Seiring membaiknya penanganan pandemi Covid-19 yang dilakukan oleh pemerintah pusat dan daerah, kinerja sektor ekonomi berangsur meningkat. Perbaikan kinerja itu mulai terlihat ketika memasuki triwulan IV-2020 dan terus berlangsung hingga sekarang.
Ekonomi Jatim triwulan II-2021, misalnya, tumbuh 7,05 persen dibandingkan dengan periode yang sama tahun lalu. Kinerja ekonomi tersebut juga meningkat 1,78 persen dibandingkan dengan triwulan sebelumnya. Secara kumulatif, ekonomi Jatim sampai dengan triwulan II meningkat 3,20 persen.
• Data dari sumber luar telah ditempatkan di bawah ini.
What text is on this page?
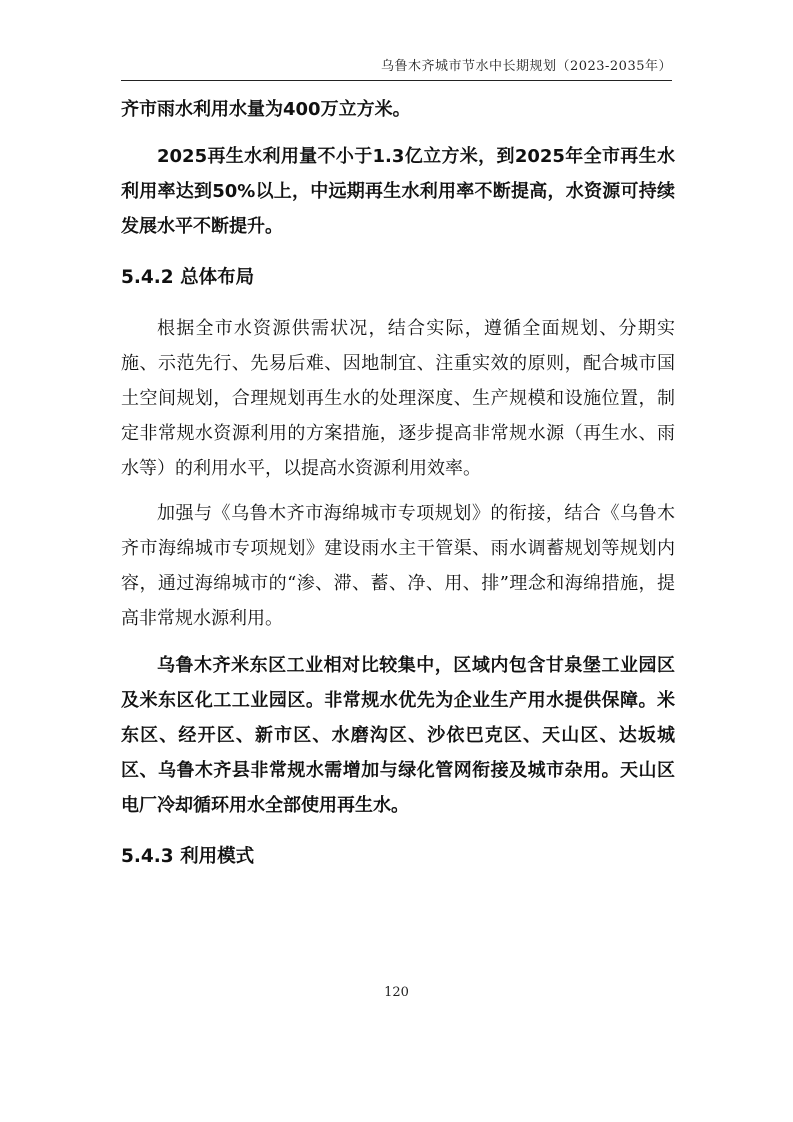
乌鲁木齐城市节水中长期规划（2023-2035年）

齐市雨水利用水量为400万立方米。

2025再生水利用量不小于1.3亿立方米，到2025年全市再生水利用率达到50%以上，中远期再生水利用率不断提高，水资源可持续发展水平不断提升。

5.4.2 总体布局

根据全市水资源供需状况，结合实际，遵循全面规划、分期实施、示范先行、先易后难、因地制宜、注重实效的原则，配合城市国土空间规划，合理规划再生水的处理深度、生产规模和设施位置，制定非常规水资源利用的方案措施，逐步提高非常规水源（再生水、雨水等）的利用水平，以提高水资源利用效率。

加强与《乌鲁木齐市海绵城市专项规划》的衔接，结合《乌鲁木齐市海绵城市专项规划》建设雨水主干管渠、雨水调蓄规划等规划内容，通过海绵城市的“渗、滞、蓄、净、用、排”理念和海绵措施，提高非常规水源利用。

乌鲁木齐米东区工业相对比较集中，区域内包含甘泉堡工业园区及米东区化工工业园区。非常规水优先为企业生产用水提供保障。米东区、经开区、新市区、水磨沟区、沙依巴克区、天山区、达坂城区、乌鲁木齐县非常规水需增加与绿化管网衔接及城市杂用。天山区电厂冷却循环用水全部使用再生水。

5.4.3 利用模式
120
Meski selama tahun ini ekonomi Jatim tumbuh positif, pertumbuhannya belum pulih seperti sediakala. Dibutuhkan lebih banyak terobosan dan sinergi dengan lebih banyak pihak untuk bekerja bersama-sama agar aktivitas ekonomi Jatim segera bangkit dan masyarakatnya lebih sejahtera.